Along with grainy cell phone and photographs footage of herself at the White House and in Grant Park, Carpenter weaves together interviews with Bishop Ed Peecher, the pastor of a Chicago church; Zariff, Obama's barber; and Stephen and Patricia Blessman, who worked on Obama's 2008 campaign. The interviewees share anecdotes ranging from charming to heartbreaking yet hopeful. One tells viewers about the death of her young child and receiving a thoughtful letter from Obama stating that he "was praying for her." Others share collected Christmas cards from the Obama family and detail tales of tirelessly working on the campaign to the point where some slept in the office before election day.

After Jesse Jackson's failed bids for the Democratic nomination in 1984 and '88, there was some skepticism in the black community that Obama could actually win, which interviewees admit. But as one of the subject put it, "Just to know the Obamas is [to] hope." It's not quite clearly articulated why they inspired that hope in this documentary, but it's clearly a current that runs wide and deep—and not just among the people Carpenter talked to.

Farewell Obama is part of a wave of nostalgia for the former president that started even before he left office. Last summer saw the release of South Side With You, a biopic depicting Barack's first date with Michelle, and last month Netflix gave us Barry, another biopic, this one based on Barack's attempt to find himself while in college in New York. None of these films try to examine the complicated legacy of his presidency—they are about Barack Obama the person. Who was he before he became president? And how did he become such a towering figure in recent American politics?
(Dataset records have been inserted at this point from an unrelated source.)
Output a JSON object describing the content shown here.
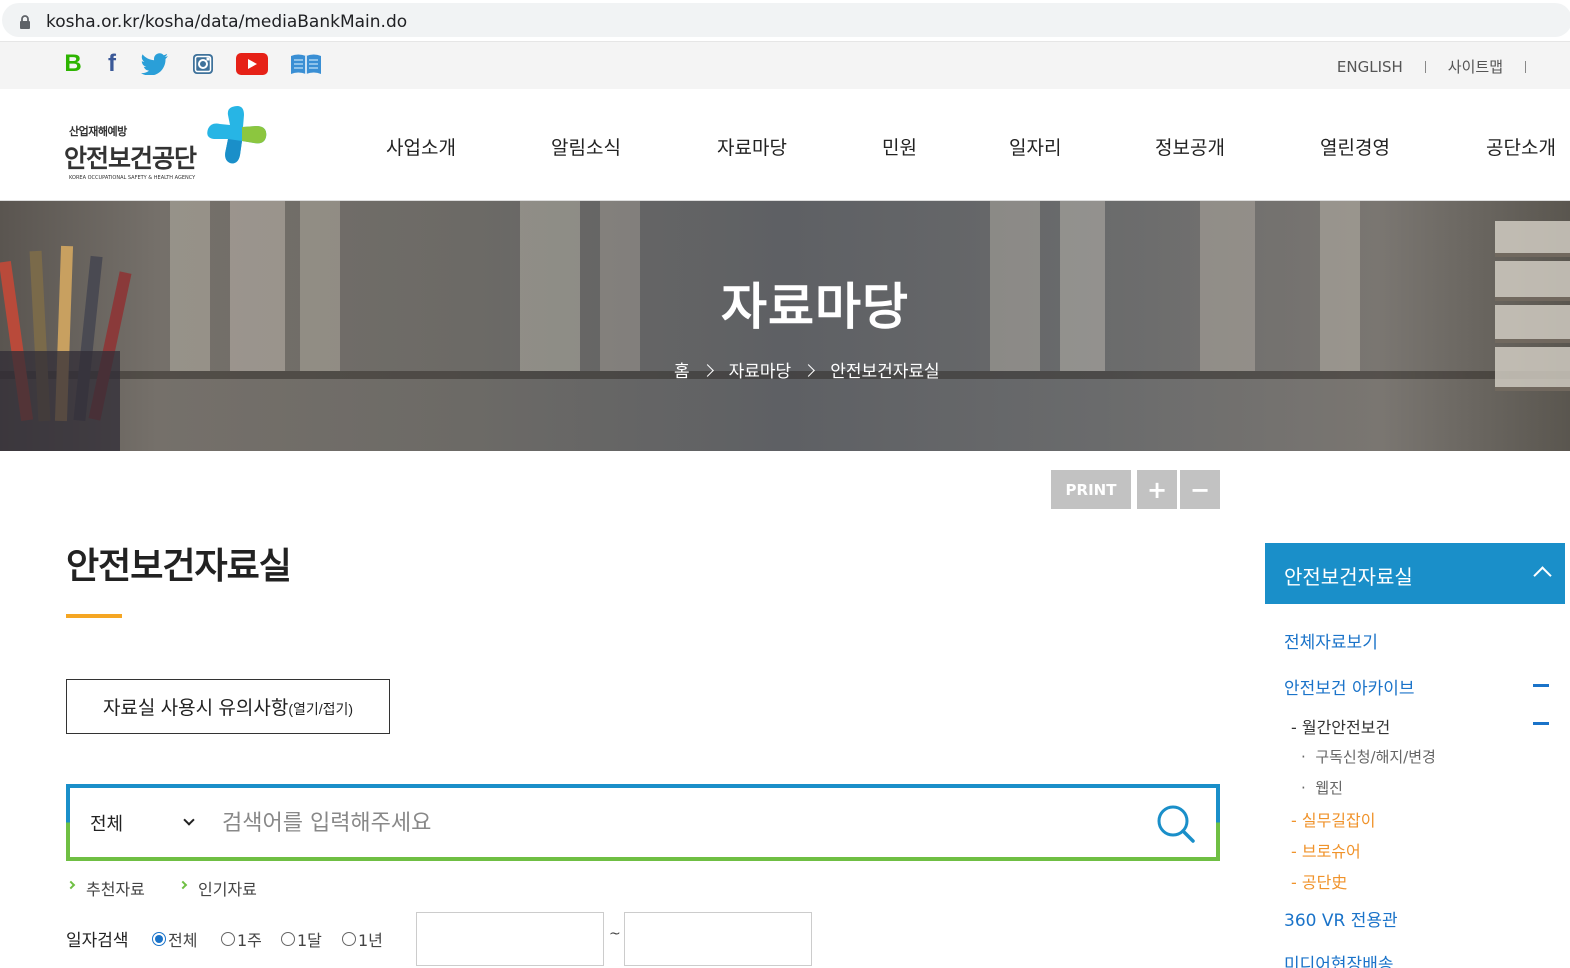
{
  "browser": {
    "url": "kosha.or.kr/kosha/data/mediaBankMain.do"
  },
  "utility": {
    "sns": [
      "blog-icon",
      "facebook-icon",
      "twitter-icon",
      "instagram-icon",
      "youtube-icon",
      "ebook-icon"
    ],
    "english": "ENGLISH",
    "sitemap": "사이트맵"
  },
  "logo": {
    "small": "산업재해예방",
    "big": "안전보건공단",
    "eng": "KOREA OCCUPATIONAL SAFETY & HEALTH AGENCY"
  },
  "gnb": [
    "사업소개",
    "알림소식",
    "자료마당",
    "민원",
    "일자리",
    "정보공개",
    "열린경영",
    "공단소개"
  ],
  "banner": {
    "title": "자료마당",
    "breadcrumb": [
      "홈",
      "자료마당",
      "안전보건자료실"
    ]
  },
  "tools": {
    "print": "PRINT",
    "zoom_in": "+",
    "zoom_out": "−"
  },
  "content": {
    "title": "안전보건자료실",
    "notice_label": "자료실 사용시 유의사항",
    "notice_toggle": "(열기/접기)",
    "search": {
      "category": "전체",
      "placeholder": "검색어를 입력해주세요",
      "value": ""
    },
    "quick_links": [
      "추천자료",
      "인기자료"
    ],
    "date_search": {
      "label": "일자검색",
      "options": [
        "전체",
        "1주",
        "1달",
        "1년"
      ],
      "selected": "전체",
      "start": "",
      "end": "",
      "tilde": "~"
    }
  },
  "sidenav": {
    "title": "안전보건자료실",
    "items": {
      "all": "전체자료보기",
      "archive": "안전보건 아카이브",
      "monthly": "월간안전보건",
      "subscribe": "구독신청/해지/변경",
      "webzine": "웹진",
      "guide": "실무길잡이",
      "brochure": "브로슈어",
      "history": "공단史",
      "vr": "360 VR 전용관",
      "media": "미디어현장배송"
    }
  },
  "colors": {
    "primary": "#1a8fc9",
    "accent": "#f5a623",
    "green": "#6fbf43",
    "orange": "#f0932b"
  }
}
Barry explores his ambivalence with race. As a biracial young man with a short, curly afro, Obama navigates both an affluent, mostly white academic world as a student and the struggles of black and brown inner city New Yorkers, getting himself in uncomfortable situations as he tries to seamlessly code-switch between both.

Southside with You, on the other hand, presents viewers with Barack's powers of persuasion, shown through community organizing and his budding relationship with a then-reluctant Michelle Robinson. Both films offer the kind of intimacy you usually only get with fiction—the Obamas represented are familiar, but how close are they to the real thing? Farewell Obama is more distant, and doesn't pretend to be uncovering any deeper truths. It's a snapshot of a campaign, as well as a time before everyone knew that Donald Trump would be working to undo his legacy.

"The goal was to get people who worked with Obama before he became president, because they had these stories we never heard," Carpenter said. "We wanted these hidden stories to come out at this time, because we have lived to see history take place."

As most of the country reflects on the eight years of Obama's presidency, each of these films offers a different perspective—a look at what he meant to the people who knew him best, and the people who didn't know him at all but wished they did. To Carpenter, Obama's presidency "meant hope that if you put your mind to something and God calls you to do something, you're going to achieve it no matter what may come against you."